Over the past few years we have been interested in identifying the molecular determinants of Ebola virus pathogenicity. This work was driven by the 2013-16 Ebola virus outbreak in West Africa, which resulted in more than 28,000 cases and 11,000 deaths. The virus was also widely sequenced during this outbreak, making our research possible. We have focussed on comparison of Reston virus, the only species of Ebolavirus that does not cause disease in humans, with the four species that are known to cause disease. Our work has identified a small set of amino acid differences between these species that we propose are responsible for the difference in pathogenicity. Our main hypothesis is that differences in the protein VP24 are critical to determining host-specific pathogenicity. Our original study (Pappalardo et al., 2016) used the 196 genome sequences that were available at the time. Our findings were also supported by molecular dynamics simulations of VP24 (Pappalardo et al., 2017). We have recently updated (Martell, Masterson et al., 2019) our analysis using more than 1,400 genome sequences and found that our results were reproduced with this much larger dataset, providing confidence that our approach is robust even with the small number of sequences originally used.

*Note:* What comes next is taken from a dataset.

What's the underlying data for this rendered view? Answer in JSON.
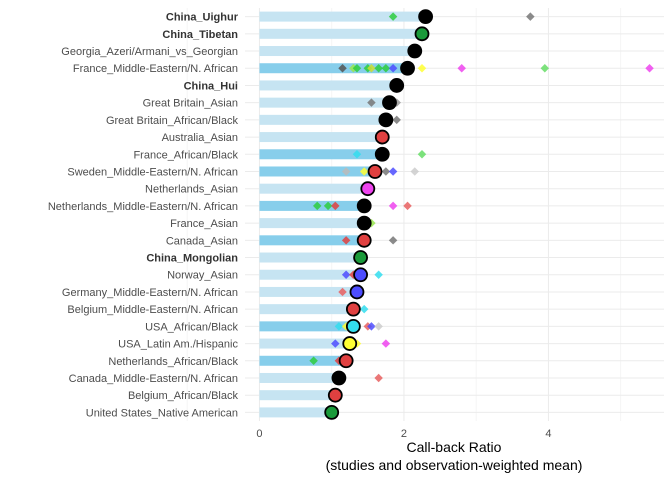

A new species of Ebolavirus, Bombali virus, was identified in August 2018. We have investigated whether this species causes disease in humans (Martell, Masterson et al., 2019). Important positions in VP24 agree with the amino acid present in Reston virus, therefore it is possible that Bombali virus does not cause disease in humans. Additionally we have also investigated the mutations that occur during rodent adaptation studies to Ebola virus. Ebola virus does not normally cause disease in rodents but pathogenicitiy can be induced through serial passaging of the virus in rodents. Our analysis identified that a small number of mutations are likely required to indcue pathogenicity of Ebola virus in a new host (Pappalardo et al., 2016). Further, important mutations occur in VP24, linking with our original work comparing Reston virus with the other Ebolaviruses. If only a small number of mutations are required to make Reston virus pathogenic in humans, then this could pose a significant public health risk, given that Reston virus circulates in pigs in Asia.

The application of our approach to Ebolaviruses has proved successful and we are therefore beginning to apply it different virus families where different species echibit different phenotypes.

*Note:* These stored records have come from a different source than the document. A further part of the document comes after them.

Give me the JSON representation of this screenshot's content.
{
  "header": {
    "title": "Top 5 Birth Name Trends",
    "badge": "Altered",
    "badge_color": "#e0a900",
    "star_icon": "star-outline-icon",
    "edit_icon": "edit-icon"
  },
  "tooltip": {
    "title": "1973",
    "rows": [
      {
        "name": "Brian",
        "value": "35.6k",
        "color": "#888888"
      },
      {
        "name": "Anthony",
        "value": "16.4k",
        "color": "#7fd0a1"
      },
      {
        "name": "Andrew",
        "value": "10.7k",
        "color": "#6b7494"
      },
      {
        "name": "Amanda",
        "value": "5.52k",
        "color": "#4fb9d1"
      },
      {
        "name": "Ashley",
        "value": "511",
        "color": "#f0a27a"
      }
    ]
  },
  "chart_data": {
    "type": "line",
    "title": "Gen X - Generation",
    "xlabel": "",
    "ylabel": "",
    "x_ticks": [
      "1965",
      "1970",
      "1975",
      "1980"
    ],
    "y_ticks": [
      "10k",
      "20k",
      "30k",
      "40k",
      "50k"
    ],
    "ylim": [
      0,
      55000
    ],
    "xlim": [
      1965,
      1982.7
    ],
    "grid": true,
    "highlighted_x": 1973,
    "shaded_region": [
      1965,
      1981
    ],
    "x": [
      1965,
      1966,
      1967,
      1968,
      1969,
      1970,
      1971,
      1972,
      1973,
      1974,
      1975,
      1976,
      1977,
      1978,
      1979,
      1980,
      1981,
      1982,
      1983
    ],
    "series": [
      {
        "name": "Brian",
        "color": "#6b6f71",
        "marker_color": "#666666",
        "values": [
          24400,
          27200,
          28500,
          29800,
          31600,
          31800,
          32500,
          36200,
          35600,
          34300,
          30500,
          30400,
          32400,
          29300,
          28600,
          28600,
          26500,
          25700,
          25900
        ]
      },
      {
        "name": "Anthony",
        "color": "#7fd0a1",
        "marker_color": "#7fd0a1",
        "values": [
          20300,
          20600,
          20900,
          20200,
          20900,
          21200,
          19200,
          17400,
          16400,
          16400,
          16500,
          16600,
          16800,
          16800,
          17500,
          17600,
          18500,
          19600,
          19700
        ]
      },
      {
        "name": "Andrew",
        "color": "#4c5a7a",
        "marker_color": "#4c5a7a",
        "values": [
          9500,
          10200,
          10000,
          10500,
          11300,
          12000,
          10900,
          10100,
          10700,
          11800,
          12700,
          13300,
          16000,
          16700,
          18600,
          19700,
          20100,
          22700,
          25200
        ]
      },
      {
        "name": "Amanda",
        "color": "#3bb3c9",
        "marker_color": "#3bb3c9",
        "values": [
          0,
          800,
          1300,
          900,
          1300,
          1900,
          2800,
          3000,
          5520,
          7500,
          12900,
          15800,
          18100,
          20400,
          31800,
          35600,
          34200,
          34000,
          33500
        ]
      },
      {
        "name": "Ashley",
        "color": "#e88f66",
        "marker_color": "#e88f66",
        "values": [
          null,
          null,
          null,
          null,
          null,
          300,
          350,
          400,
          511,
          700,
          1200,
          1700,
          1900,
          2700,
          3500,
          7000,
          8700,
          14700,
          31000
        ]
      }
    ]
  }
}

Studying cancer cell evolution to understand acquired drug resistance

Drug resistance is a common problem during cancer treatment, often a tumour initially responds to treatment with a drug only for the tumour cells to evolve over time making them resistant to further treatment with the same drug. In this work we collaborate extensively with Prof Martin Michaelis using the Resistance Cancer Cell Line Collection (RCCL), a collection of more than 1500 cancer cell lines that have been adapted to anti-cancer drugs and which we use as a model to study the mechanisms of acquired drug resistance and identify biomarkers of drug sensitivity/resistance. We combine omics data (including exome sequencing and transcriptomics) with screening of the cell lines against a panel of drugs to compare the parental cell lines with their drug resistant sub lines.

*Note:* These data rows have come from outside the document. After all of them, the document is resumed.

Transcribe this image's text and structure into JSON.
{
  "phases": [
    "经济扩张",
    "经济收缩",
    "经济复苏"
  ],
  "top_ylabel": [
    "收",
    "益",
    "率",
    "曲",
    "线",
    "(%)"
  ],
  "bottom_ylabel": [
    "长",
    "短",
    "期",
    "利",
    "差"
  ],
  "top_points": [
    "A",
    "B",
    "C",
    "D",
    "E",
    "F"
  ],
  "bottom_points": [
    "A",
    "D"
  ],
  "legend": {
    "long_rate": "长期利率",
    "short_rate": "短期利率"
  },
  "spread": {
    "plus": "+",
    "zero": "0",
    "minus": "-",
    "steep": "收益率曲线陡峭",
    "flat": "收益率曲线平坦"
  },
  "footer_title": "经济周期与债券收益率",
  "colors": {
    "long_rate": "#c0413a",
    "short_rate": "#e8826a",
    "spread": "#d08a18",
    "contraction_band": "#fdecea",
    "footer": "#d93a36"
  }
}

Protein evolution - Adaptation of myosin with increasing body size

Analaysis of genetic variation

Martell et al., 2017 - this is the cystinuria paper

Identifying the functions present in the minimal bacterial genome

Identifying molecular determinants David et al., 2012, Human Mutation,33, 359–363

Analysis of disease causing non synonymous SNPs
In recent yeasrs genome wide association studies have identified many SNPs that may be associated with diease. These studies tend to identify regions of the genome that linked to disease and therefore it is posisble that many SNPs in such regions may be associated with disease. With collaborators at Imperial College London we focussed on identifying functional effects of the disease associated SNPs identified in genome wide association studies using structual modelling and the prediction of ligand binding sites. Our interests are now in using genomic features for to assess the functional affect of SNPs and the application to the understanding of disease and its treatment. (Refs Chambers et al., Nature Genetics, 2009;2009;2010;2011).